Because you have an active virtual environment, this new install of dbt should take precedence in your $PATH. If you're not familiar with the PATH environment variable, just think of this as the order in which your computer looks for commands to run. What's important is that it will look in your active virtual environment first, so when you run dbt, it will use the dbt you just installed in your virtual environment.

  1. Add jaffle-data to your seed-paths config in your dbt-project.yml as detailed here, then run jafgen and seed the data it generates.
jafgen [number of years to generate] # e.g. jafgen 6
dbt seed

OR

task gen YEARS=[integer of years to generate] # e.g. task gen YEARS=6
task seed
  1. Remove the jaffle-data folder, then uninstall the temporary dbt Core installation. Again, this was to allow you to seed the large data files, you don't need it for the rest of the project which will use the dbt Cloud CLI. You can then delete your profiles.yml file and the configuration in your dbt_project.yml file. You should also delete the jaffle-data path from the seed-paths list in your dbt_project.yml.
rm -rf jaffle-data
python3 -m pip uninstall dbt-core dbt-[your warehouse adapter] # e.g. dbt-bigquery

OR

task clean

You now have a much more interesting and expansive dataset in your raw schema to build with! You should now run a dbt build to build the project with the new data into your dev schema or trigger your Production Build Job in dbt Cloud to build the project in your prod schema.

🔍 Pre-commit and SQLFluff

There's an optional tool included with the project called pre-commit.
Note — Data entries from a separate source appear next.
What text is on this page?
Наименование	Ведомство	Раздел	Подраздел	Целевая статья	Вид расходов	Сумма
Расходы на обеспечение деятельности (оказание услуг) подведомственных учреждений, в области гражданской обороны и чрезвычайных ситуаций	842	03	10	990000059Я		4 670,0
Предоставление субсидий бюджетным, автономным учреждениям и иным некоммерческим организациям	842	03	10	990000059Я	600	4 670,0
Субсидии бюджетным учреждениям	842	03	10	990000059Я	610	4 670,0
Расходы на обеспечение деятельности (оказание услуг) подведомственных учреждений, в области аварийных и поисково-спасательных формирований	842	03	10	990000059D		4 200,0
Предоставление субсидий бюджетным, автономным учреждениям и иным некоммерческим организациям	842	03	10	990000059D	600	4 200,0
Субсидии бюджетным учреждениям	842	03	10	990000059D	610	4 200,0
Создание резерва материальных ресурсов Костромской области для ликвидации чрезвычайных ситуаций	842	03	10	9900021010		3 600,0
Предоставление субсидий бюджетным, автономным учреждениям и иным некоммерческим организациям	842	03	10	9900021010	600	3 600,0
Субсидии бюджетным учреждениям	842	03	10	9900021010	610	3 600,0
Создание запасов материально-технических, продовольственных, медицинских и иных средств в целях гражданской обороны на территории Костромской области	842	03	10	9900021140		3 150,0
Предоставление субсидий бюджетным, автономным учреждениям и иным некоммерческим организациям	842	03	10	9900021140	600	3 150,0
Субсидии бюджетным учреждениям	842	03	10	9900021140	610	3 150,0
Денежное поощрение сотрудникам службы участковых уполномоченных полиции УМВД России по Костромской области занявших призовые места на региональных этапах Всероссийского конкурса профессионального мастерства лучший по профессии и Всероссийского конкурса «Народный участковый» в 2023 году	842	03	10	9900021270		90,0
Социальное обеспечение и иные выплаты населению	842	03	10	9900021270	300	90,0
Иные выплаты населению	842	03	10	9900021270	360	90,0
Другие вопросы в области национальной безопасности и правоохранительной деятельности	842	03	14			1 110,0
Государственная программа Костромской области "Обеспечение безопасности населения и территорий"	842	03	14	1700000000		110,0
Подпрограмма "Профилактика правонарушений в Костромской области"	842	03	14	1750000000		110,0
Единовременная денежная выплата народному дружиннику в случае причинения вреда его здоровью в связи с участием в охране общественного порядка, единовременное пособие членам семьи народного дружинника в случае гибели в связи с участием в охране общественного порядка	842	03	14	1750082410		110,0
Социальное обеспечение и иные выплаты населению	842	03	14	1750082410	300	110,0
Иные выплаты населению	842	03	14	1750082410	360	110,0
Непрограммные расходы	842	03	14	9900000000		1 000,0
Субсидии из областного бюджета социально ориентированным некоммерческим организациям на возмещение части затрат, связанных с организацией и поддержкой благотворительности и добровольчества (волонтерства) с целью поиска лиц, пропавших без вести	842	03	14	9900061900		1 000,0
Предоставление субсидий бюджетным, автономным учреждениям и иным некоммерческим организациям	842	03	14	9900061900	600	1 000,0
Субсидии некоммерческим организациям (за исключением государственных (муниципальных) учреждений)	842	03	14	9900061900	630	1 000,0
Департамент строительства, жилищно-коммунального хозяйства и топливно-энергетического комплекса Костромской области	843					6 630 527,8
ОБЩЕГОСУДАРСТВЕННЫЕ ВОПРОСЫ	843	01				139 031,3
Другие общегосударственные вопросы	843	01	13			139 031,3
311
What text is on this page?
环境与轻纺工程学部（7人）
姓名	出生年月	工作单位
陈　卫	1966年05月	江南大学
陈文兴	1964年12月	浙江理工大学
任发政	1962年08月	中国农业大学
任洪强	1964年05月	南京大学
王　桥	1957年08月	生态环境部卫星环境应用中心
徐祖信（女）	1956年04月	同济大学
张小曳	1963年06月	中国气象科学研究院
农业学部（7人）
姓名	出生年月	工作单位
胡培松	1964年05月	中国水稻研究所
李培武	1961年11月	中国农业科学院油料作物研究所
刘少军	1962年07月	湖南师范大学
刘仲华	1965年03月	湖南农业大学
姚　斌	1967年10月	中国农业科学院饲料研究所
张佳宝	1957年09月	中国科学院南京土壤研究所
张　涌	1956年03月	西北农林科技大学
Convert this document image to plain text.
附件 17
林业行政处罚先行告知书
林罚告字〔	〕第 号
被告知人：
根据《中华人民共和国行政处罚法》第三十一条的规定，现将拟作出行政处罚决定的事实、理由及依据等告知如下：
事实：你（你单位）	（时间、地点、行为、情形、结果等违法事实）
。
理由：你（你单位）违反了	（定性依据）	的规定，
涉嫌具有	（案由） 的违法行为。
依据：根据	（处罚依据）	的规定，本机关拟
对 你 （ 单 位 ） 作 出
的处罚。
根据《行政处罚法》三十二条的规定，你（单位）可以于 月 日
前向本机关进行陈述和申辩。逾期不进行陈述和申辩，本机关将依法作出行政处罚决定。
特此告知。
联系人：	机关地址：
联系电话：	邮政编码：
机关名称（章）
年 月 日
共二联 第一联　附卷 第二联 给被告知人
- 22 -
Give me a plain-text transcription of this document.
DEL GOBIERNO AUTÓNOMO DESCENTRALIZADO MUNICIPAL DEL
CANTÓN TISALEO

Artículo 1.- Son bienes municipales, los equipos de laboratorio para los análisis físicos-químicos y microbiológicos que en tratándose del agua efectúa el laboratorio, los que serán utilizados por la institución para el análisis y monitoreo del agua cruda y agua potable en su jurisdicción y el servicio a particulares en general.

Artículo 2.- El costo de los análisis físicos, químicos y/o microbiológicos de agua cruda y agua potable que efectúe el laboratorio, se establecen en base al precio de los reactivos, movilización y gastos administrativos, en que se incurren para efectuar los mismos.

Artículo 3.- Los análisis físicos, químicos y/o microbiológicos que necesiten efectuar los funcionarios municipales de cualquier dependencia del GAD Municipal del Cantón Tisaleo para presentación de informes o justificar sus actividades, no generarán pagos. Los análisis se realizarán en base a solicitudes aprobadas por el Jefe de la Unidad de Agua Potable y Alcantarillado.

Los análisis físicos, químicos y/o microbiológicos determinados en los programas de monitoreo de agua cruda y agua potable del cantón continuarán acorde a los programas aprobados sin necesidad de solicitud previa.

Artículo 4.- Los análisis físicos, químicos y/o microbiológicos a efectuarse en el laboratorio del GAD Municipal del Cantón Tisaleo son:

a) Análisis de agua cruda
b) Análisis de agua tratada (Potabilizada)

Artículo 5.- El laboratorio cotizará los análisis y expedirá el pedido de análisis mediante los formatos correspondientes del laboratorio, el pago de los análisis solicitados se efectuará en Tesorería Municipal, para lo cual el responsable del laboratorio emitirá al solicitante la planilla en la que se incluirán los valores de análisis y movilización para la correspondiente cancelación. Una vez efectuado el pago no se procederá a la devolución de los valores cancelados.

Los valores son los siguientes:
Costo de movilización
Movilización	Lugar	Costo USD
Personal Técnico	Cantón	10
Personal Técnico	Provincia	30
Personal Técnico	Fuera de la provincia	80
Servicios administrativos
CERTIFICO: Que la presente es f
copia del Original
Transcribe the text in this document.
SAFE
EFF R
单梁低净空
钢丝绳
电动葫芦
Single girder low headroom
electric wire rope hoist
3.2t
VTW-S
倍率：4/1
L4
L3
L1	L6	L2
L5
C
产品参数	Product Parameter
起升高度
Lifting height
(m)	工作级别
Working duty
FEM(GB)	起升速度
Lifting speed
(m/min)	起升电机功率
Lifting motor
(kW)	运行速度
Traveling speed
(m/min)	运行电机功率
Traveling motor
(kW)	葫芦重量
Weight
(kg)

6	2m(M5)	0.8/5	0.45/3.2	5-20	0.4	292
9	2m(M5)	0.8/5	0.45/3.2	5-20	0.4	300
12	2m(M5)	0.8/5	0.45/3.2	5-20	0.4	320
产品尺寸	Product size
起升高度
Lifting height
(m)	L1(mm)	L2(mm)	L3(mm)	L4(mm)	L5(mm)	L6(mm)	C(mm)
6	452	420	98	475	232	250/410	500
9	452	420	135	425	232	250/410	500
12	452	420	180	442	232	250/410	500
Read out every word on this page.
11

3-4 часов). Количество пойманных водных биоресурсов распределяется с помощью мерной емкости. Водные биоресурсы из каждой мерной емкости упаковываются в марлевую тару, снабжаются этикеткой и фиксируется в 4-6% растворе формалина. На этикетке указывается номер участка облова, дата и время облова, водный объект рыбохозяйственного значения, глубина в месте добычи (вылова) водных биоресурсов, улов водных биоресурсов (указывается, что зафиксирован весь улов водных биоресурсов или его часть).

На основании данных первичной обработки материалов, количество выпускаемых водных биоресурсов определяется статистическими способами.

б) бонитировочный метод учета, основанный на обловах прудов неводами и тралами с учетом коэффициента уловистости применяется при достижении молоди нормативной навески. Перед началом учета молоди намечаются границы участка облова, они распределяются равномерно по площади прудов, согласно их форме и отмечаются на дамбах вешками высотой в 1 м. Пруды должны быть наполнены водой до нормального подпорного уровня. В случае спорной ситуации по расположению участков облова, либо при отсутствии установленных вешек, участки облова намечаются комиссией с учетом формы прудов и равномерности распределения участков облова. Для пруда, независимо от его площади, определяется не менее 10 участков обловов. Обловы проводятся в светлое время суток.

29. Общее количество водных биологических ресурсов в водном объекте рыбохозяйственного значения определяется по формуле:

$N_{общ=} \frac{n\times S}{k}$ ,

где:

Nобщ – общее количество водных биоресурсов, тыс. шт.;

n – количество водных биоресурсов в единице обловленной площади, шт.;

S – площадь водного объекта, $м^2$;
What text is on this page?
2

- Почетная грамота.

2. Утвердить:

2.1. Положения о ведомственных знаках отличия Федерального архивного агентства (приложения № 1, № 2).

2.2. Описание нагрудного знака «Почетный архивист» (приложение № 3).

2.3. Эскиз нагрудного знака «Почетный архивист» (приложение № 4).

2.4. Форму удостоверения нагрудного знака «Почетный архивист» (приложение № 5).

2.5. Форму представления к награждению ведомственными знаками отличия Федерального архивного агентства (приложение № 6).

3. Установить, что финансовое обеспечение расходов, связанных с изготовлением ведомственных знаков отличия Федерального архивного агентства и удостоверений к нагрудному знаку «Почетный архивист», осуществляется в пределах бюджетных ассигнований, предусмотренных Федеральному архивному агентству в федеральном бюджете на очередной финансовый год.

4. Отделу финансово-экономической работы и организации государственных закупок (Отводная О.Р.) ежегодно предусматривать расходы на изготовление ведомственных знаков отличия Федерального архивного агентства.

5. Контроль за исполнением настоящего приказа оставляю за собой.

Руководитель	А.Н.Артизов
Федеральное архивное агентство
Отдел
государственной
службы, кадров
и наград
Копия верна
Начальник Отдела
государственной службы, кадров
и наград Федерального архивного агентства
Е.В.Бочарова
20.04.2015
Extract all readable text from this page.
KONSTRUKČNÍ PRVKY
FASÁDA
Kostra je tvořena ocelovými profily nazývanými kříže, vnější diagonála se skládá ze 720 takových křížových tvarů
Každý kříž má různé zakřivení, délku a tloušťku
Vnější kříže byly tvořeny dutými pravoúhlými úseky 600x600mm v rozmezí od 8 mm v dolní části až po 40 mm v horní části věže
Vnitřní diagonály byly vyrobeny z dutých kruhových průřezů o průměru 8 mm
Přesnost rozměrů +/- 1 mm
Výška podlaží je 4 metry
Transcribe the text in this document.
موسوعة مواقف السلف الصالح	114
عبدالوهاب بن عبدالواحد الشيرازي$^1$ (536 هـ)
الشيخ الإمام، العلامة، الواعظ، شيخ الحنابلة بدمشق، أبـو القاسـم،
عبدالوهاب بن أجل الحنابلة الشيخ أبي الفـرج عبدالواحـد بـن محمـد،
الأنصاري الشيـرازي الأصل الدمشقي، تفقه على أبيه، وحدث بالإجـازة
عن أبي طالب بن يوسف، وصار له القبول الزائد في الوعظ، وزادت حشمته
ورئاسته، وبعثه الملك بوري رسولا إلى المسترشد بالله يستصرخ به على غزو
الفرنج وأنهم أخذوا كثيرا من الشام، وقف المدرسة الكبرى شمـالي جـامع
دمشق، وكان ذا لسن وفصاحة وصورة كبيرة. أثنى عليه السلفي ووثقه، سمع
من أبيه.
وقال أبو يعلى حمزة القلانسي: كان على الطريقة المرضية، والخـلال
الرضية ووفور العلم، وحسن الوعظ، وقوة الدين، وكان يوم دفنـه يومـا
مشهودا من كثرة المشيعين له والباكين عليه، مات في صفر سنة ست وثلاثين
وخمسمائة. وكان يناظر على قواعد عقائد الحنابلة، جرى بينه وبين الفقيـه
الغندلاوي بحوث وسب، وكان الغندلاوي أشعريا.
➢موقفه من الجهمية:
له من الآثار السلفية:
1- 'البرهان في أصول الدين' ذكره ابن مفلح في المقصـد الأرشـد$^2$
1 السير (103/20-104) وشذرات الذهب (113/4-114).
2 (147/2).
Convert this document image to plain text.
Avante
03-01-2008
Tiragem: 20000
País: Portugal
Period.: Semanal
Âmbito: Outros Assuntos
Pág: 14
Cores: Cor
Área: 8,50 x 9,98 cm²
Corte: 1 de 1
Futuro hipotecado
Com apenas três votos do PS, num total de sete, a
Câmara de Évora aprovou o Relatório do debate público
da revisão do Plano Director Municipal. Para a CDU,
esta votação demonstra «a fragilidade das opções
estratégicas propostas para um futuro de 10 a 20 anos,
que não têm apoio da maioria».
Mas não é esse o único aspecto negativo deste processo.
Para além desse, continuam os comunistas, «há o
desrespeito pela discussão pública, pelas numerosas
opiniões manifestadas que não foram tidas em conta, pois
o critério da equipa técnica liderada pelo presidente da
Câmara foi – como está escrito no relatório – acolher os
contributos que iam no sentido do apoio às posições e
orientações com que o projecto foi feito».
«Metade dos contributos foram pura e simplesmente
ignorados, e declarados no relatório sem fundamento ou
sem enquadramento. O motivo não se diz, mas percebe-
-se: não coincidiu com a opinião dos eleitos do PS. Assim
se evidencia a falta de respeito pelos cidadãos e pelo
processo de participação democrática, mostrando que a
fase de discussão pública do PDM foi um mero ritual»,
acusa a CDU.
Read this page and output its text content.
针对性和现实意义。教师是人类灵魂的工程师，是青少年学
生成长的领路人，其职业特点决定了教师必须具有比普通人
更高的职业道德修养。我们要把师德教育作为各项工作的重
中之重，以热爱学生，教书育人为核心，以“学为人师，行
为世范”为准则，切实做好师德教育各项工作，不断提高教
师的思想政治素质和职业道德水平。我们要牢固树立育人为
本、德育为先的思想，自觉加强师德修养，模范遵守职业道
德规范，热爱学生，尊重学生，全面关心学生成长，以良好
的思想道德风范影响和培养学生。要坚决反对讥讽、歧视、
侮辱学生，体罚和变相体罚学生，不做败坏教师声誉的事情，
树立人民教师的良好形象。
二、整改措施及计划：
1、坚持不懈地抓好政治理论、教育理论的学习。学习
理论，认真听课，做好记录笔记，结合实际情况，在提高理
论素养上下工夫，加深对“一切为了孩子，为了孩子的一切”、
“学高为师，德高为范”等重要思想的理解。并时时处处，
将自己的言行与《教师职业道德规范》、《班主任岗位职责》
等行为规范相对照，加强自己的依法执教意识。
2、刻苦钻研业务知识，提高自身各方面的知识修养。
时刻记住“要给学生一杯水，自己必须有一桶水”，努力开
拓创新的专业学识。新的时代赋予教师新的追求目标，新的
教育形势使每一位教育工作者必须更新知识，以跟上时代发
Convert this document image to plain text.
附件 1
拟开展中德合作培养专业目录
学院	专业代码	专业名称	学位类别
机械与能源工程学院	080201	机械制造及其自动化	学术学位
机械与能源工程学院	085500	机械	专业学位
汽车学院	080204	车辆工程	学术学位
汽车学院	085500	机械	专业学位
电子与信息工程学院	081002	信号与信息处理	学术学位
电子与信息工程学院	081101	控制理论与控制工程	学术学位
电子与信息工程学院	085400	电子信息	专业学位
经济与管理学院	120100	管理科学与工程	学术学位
pre-commit automatically runs a suite of of processes on your code, like linters and formatters, when you commit. If it finds an issue and updates a file, you'll need to stage the changes and commit them again (the first commit will not have gone through because pre-commit found and fixed an issue). The outcome of this is that your code will be more consistent automatically, and everybody's changes will be running through the same set of processes. We recommend it for any project.

You can see the configuration for pre-commit in the .pre-commit-config.yaml file. It's installed as part of the project's requirements.txt, but you'll need to opt-in to using it by running pre-commit install. This will install git hooks which run when you commit. You can also run the checks manually with pre-commit run --all-files to see what it does without making a commit.

At present the following checks are run:

  • ruff - an incredibly fast linter and formatter for Python, in case you add any Python models
  • check-yaml - which validates YAML files
  • end-of-file-fixer - which ensures all files end with a newline
  • trailing-whitespace - which trims trailing whitespace from files

At present, the popular SQL linter and formatter SQLFluff doesn't play nicely with the dbt Cloud CLI, so we've omitted it from this project for now. We've already built the backend for linting via the Cloud CLI, so this will change very soon! At present if you'd like auto-formatting and linting for SQL, check out the dbt Cloud IDE!

We have kept a .sqlfluff config file to show what that looks like, and to future proof the repo for when the Cloud CLI support linting and formatting.

Footnotes

  1. Again, I can't emphasize enough that you should not use dbt and seeds for data loading in a production project. This is just for convenience within this learning project.